There are two types of lung cancer: non-small cell lung cancer and small cell lung cancer.
Smoking tobacco can cause most lung cancers, but sometimes nonsmokers can also develop lung cancer.
Lung cancer screening has been found to reduce deaths from the disease, but does that mean everyone should do it?
In a recent article, experts from Michigan Medicine explain this.
In the lung cancer screening, a person has a CT scan. If there is a spot on one of the lungs, whether it is cancer can only be determined by a biopsy.
But biopsy is not risk-free. During the procedure, there can be complications. For example, one of the lungs collapses. The patient recovers, and it turns out the spot isn’t cancer.
Now another patient has the same lung cancer screening and has a spot on the lung. This time it is lung cancer.
But in fact, the second patient is the exception to the rule; most spots or “nodules” are not cancerous.
The stories the second patient’s that make headlines, and people may believe that lives can be “Saved by the Scan.”
They ignore the complexity of screening.
So who needs lung cancer screening?
According to The U.S. Preventive Services Task Force, people ages 55 to 80 who have smoked at least 30 “pack years” (the equivalent of a pack a day for 30 years) and are either current smokers or have quit within the past 15 years should do lung cancer screening.
There is research evidence showing that in a similar group that CT screening, compared to chest X-rays, lowered the risk of dying from lung cancer.
About 154,000 Americans are expected to die of lung cancer this year. That’s more than cancers of the colon, breast and prostate combined. Lung cancer is by far the leading cancer killer.
Even if it hasn’t endured smoking, the lung is an organ that wears its scars like ribbons earned in battle.
Even coughs or colds affect what you see on a computed tomography or CT scan. So if you plan to allow something as invasive as a biopsy, you should know the implications.
Many doctors may not know who would benefit most from lung cancer screening. They often overestimate the benefits and underestimate the risks of screening.

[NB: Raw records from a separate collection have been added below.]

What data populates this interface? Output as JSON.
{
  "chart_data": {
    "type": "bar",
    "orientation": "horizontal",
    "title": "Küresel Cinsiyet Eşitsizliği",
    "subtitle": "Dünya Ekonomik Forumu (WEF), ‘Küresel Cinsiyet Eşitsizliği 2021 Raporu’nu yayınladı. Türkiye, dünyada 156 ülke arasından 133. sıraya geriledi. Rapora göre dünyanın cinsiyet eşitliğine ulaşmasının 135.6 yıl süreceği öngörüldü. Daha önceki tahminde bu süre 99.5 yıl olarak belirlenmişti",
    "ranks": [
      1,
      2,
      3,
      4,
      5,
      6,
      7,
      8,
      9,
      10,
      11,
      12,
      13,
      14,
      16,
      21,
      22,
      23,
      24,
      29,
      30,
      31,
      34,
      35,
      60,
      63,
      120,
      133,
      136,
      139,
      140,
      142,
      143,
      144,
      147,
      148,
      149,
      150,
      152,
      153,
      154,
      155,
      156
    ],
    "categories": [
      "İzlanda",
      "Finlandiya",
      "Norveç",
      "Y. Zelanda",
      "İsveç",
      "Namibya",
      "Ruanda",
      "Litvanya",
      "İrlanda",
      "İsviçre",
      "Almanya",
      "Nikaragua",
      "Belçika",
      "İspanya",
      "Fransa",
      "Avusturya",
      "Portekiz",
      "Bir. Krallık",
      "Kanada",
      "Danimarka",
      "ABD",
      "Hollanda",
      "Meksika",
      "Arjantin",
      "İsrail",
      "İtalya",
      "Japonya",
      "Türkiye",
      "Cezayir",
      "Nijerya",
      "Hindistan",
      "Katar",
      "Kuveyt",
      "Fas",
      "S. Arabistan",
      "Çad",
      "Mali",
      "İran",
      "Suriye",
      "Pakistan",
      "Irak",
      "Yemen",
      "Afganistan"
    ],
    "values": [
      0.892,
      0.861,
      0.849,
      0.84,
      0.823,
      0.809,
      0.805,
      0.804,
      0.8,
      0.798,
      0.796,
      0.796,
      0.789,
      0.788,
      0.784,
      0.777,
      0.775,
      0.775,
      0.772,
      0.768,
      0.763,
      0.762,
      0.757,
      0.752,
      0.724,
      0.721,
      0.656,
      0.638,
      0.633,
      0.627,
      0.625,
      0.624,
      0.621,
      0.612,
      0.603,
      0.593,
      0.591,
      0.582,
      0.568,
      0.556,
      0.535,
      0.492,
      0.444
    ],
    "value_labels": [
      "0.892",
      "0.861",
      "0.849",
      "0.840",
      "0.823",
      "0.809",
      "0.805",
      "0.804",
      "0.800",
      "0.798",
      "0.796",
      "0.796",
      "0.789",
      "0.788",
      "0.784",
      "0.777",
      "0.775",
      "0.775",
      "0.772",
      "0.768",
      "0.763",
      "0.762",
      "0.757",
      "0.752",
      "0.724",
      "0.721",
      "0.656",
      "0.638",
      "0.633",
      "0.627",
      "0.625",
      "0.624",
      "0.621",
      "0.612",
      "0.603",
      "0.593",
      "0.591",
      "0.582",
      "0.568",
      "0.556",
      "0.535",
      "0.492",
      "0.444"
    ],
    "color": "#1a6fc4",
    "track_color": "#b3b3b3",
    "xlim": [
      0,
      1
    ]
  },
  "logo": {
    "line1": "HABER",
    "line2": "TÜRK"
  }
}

For example, a patient from a few years ago who was screened for lung cancer and then came in for a $6,000 PET scan to look for lung cancer.
The patient entered the office in a wheelchair, on oxygen, weighing around 350 pounds and unable to walk across the room.
Given all these complicating factors, it is reasonable to say this patient should not be screened.
So what is the disadvantage of lung cancer screening?
Screening itself is a misunderstood concept, one that goes beyond a single test. Many screenings can be burdensome.
A freckle can be harmless, but nonetheless requires months of follow-up.
In the lungs, most abnormalities found by a CT scan are “more often the result of old infections, scar tissue or other causes,” according to the ACS.
But this gets lost in the marketing messages promoting screening.
You don’t hear about the patient whose lung collapses during a biopsy, or the one with other complications during an invasive procedure, or those panicked with worry waiting for a diagnosis that may never come.
Now researchers are working to create something that could help people learn about screening, its pros and cons, and help them measure their cancer risk.
New guidelines and recommendations to interpret the results of screening have been put in place to minimize the rates of false positives and improve the value of screening.
So hopefully screening in practice will work even better than the way it did in the clinical trials.